Flexible ureterorenoscopy versus extracorporeal shock wave lithotripsy for treatment of lower pole stones of 10-20 mm.BJU Int. 2012 Sep; 110(6):898-902.BI
What's known on the subject? and What does the study add? Shock wave lithotripsy and flexible ureterorenoscopy are acceptable treatment options for lower pole stones smaller than 10 mm, while percutaneous nephrolithotomy is the favoured treatment for stones larger than 20 mm. For treatment of lower pole stones of 10-20 mm, flexible ureterorenoscopy has a significantly higher stone-free rate and lower retreatment rate than shock wave lithotripsy.
To compare the outcomes of flexible ureterorenoscopy (F-URS) and extracorporeal shock wave lithotripsy (ESWL) for treatment of lower pole stones of 10-20 mm.
PATIENTS AND METHODS
The database of patients with a single lower pole stone of 10-20 mm was examined to obtain two matched groups who were treated with F-URS or ESWL. Matching criteria were stone length, side and patient gender. Stone-free rates were evaluated 3 months after the last treatment session by non-contrast computed tomography. Both groups were compared for retreatment rate, complications and stone-free rate.

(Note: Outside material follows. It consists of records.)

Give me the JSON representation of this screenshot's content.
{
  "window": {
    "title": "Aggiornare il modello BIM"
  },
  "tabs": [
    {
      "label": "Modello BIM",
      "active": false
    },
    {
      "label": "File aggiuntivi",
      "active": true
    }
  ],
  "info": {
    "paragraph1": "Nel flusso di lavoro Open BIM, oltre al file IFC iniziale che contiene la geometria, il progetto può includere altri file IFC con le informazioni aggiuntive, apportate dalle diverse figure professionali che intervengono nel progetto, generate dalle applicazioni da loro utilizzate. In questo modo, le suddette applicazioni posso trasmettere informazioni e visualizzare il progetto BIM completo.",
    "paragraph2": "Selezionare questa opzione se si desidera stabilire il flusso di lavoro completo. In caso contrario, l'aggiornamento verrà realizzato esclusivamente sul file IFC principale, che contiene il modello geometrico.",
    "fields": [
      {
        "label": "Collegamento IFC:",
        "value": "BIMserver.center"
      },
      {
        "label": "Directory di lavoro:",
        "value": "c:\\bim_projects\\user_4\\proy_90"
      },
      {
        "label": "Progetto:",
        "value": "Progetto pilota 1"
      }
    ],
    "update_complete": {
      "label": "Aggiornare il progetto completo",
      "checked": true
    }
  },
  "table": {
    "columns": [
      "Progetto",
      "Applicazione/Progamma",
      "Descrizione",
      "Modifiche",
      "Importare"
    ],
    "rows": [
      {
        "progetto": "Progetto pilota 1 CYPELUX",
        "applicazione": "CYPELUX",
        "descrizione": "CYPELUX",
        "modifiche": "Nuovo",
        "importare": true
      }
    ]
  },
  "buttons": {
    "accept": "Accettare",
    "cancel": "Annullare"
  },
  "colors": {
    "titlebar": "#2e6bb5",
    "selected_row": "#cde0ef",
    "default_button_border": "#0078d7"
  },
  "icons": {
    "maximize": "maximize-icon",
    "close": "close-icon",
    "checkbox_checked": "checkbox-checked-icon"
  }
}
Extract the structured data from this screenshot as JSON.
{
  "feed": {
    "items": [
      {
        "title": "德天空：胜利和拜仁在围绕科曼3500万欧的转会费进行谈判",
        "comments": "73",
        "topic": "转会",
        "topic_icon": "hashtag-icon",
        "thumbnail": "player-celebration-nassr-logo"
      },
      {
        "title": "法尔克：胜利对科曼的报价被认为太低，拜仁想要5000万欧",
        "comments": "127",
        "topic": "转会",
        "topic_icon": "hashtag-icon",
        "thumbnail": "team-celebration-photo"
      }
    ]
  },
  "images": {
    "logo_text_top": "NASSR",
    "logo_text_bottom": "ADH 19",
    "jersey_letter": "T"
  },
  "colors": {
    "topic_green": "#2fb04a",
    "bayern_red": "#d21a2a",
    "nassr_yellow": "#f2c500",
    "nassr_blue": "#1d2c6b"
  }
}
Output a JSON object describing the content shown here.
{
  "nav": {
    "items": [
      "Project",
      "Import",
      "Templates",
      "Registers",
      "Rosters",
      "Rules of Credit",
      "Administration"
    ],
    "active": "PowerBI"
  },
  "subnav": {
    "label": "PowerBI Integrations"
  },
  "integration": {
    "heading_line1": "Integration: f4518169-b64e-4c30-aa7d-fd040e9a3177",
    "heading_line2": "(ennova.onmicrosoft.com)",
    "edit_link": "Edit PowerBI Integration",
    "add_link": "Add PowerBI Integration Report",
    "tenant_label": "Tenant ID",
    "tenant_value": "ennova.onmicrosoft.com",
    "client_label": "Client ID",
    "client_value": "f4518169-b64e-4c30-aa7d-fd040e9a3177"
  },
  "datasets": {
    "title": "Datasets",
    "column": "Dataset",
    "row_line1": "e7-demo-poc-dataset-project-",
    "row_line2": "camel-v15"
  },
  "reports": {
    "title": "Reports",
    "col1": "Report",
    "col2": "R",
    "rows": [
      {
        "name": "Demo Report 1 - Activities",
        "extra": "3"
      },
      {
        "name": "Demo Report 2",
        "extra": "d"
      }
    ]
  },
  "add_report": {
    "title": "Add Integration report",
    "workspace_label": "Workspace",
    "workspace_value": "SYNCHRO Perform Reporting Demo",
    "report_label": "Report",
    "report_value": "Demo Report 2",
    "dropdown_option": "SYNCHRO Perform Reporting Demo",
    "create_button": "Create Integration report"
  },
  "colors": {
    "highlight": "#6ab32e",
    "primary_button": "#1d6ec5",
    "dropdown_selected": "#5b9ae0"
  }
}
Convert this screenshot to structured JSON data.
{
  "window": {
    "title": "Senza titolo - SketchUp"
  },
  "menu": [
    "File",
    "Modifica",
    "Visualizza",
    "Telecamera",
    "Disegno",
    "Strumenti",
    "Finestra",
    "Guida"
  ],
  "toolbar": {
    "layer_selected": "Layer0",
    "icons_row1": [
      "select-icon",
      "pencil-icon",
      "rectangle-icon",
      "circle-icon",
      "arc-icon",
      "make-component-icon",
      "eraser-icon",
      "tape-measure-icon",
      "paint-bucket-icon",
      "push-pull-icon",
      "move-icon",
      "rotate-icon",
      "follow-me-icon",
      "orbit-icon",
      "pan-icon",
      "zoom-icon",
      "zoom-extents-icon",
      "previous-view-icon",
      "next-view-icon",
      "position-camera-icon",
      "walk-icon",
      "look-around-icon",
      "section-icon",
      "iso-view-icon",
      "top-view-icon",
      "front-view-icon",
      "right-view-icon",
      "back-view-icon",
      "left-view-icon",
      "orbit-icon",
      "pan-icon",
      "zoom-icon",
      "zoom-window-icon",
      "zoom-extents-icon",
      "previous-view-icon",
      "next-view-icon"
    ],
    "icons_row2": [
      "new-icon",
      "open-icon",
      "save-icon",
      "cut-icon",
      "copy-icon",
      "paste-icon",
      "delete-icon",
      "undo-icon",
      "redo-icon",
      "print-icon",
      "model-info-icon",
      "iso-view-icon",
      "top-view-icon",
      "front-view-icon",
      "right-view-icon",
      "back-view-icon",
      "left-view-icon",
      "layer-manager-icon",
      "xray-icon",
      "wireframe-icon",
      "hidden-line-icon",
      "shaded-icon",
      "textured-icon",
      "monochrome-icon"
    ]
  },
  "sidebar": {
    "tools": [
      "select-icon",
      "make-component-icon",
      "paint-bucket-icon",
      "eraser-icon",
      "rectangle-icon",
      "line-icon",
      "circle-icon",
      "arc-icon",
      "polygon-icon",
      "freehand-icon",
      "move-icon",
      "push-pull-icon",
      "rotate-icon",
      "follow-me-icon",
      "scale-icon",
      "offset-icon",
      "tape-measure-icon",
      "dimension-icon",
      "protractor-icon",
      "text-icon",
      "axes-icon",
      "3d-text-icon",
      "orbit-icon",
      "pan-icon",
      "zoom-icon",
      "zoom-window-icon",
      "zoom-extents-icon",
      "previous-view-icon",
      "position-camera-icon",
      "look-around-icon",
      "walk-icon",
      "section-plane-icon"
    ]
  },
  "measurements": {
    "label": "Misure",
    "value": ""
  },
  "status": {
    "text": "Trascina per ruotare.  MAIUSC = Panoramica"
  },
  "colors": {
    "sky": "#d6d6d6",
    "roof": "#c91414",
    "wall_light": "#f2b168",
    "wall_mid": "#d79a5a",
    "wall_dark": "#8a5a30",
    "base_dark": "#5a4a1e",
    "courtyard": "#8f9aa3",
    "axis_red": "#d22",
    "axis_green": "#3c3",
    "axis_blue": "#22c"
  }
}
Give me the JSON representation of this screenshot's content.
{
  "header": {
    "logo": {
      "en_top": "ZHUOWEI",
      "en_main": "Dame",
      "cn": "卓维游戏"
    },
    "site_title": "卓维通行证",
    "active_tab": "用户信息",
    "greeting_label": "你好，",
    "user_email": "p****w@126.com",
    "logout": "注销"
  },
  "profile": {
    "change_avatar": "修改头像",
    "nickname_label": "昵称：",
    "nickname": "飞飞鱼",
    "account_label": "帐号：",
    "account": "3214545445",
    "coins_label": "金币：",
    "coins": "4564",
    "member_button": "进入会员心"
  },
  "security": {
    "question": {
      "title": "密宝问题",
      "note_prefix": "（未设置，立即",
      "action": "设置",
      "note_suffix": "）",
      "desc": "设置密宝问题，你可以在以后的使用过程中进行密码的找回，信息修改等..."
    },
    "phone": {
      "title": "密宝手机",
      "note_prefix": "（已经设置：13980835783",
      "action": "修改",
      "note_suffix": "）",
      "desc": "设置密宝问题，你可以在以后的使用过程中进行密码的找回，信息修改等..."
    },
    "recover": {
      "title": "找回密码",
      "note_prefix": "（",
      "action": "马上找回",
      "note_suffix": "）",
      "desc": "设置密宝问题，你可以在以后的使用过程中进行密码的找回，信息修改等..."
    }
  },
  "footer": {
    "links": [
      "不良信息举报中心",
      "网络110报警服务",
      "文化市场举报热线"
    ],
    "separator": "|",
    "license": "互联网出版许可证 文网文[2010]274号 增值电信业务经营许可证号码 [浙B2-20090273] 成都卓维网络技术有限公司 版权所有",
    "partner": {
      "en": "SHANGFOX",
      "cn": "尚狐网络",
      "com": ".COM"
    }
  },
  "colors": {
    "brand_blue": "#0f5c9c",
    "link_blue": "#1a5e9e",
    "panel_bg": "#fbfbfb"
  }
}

The matched groups included 37 patients who underwent F-URS and 62 patients who underwent ESWL. Retreatment rate was significantly higher for ESWL (60% vs 8%, P < 0.001). Complications were more after F-URS (13.5% vs 4.8%), but the difference was not significant (P= 0.146). All complications were grade II or IIIa on modified Clavien classification. The stone-free rate was significantly better after F-URS (86.5% vs 67.7%, P= 0.038). One failure of F-URS (2.7%) and five failures (8%) of ESWL were treated with percutaneous nephrolithotomy. Significant residual fragments in three patients (8%) after F-URS were treated with ESWL, while significant residual fragments after ESWL in five patients (8%) were treated with F-URS. Residual fragments (<4 mm) were followed every 3 months in one patient (2.7%) after F-URS and in 10 patients (16%) after ESWL.
For treatment of lower pole stones of 10-20 mm, F-URS provided significantly higher stone-free rate and lower retreatment rate compared with ESWL. The incidence of complications after F-URS was not significantly more than after ESWL.